So what does this mean? Essentially, if you are making products with the intention to make money, and you do this regularly then you are a business.
To illustrate the difference, let’s say you make a handful of Christmas cakes in December and sell to friends and family at a price that only covers your costs of manufacture. As you are not running for the sake of profit, you could conceivably argue that you are running a hobby activity in the eyes of the IRS.
Remember that the onus is on you to prove that your activity is not for profit, so if you are intending to keep running as a hobby you’ll want to ensure you have as much proof as possible of this. i.e. your manufacturing activity should be recorded in a way that you can demonstrate that you charged no more than cost.
If however you sell cakes through the year at a markup that results in a deliberate profit after expenses are removed, then no matter how many cakes you sell during the year or how much you made at the end of the day you should consider yourself running a business.
Hobby vs. Business Taxes
Many attempt to keep their selling activity under the banner of a “hobby” because they don’t want to file taxes.
If you are a hobby or a business, you will still need to file taxes to declare your earnings. The key difference is that as a hobby, you have very little ability to offset your profits against your expenditure.
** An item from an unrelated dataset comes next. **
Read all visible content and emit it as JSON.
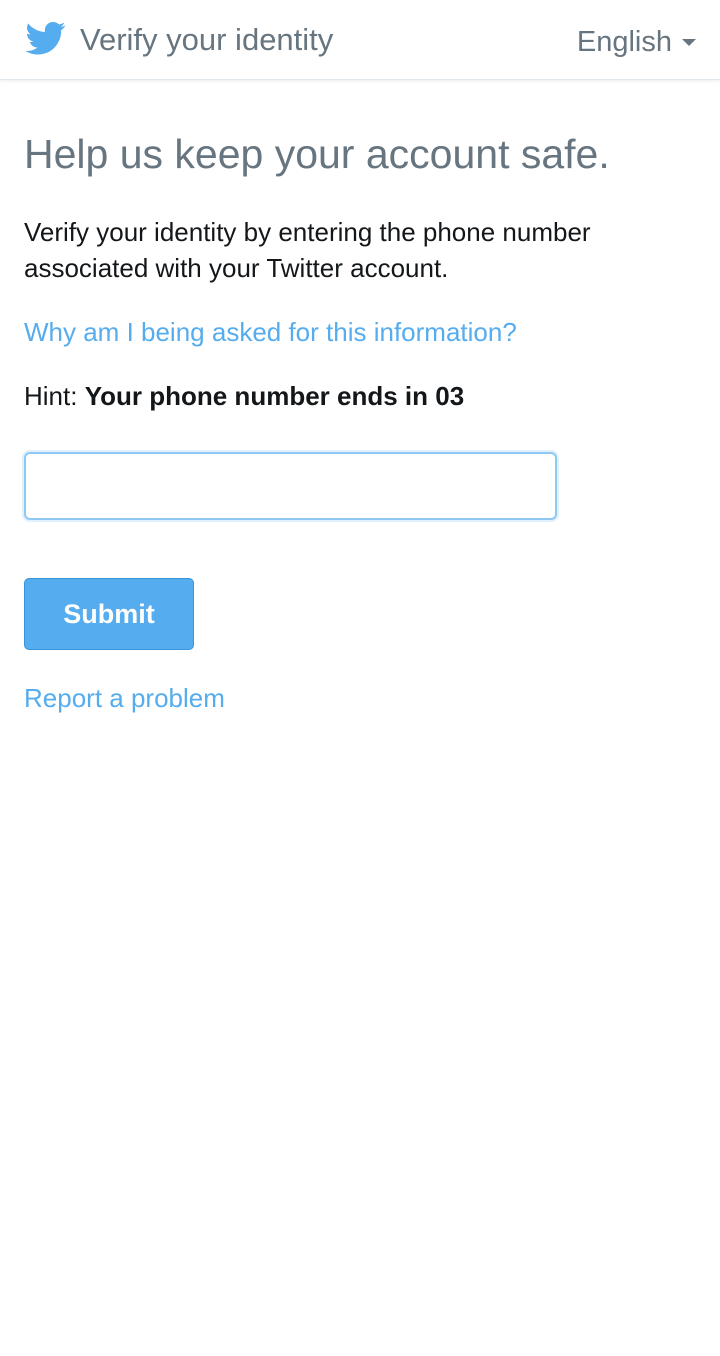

Essentially, hobby businesses cannot deduct overall business losses. The only thing that can be deducted in this case is expenses, but only up to the amount of income you have earned.
Update: The new Tax Cuts and Jobs Act of 2017 has completely removed the Hobby Deduction for 2018 onwards.
Let’s say you start a cake baking business and in your first year you spend $150 on new cake tins and $300 on a mixer. In this same year, you only make $50 in sales. If you continue as a hobby, the most you can deduct is $50 to cover the sales you have made. That’s essentially $400 worth of deductions that you haven’t been able to make.
It’s even worse if you stock up on consumable materials when you first start out and continue as a hobby. Let’s say you buy $1000 of materials in year one and you make $50 in sales during the year. Whereas businesses can track material usage and assign it to future production via COGS, you as a hobbyist cannot do this. In this scenario, you can say goodbye to $950 worth of material deductions for your first year.
Proving you are running a business
Keep in mind that money making isn’t the only criteria for the IRS to consider when deciding if you are a business or a hobby. You essentially need to be proactively demonstrating that your business is valid.
One of the most important ways of doing this is to keep accurate and complete accounts of your bookkeeping. For a craft business, this includes tracking your inventory and claiming your costs of production via COGS. Craftybase is designed specifically for handmade sellers and includes both bookkeeping and inventory tracking features.
Please note that tax laws change frequently. This information is for educational and informational purposes only should not be construed as tax or legal advice. Please consult a licensed financial expert in your area with specific questions or concerns.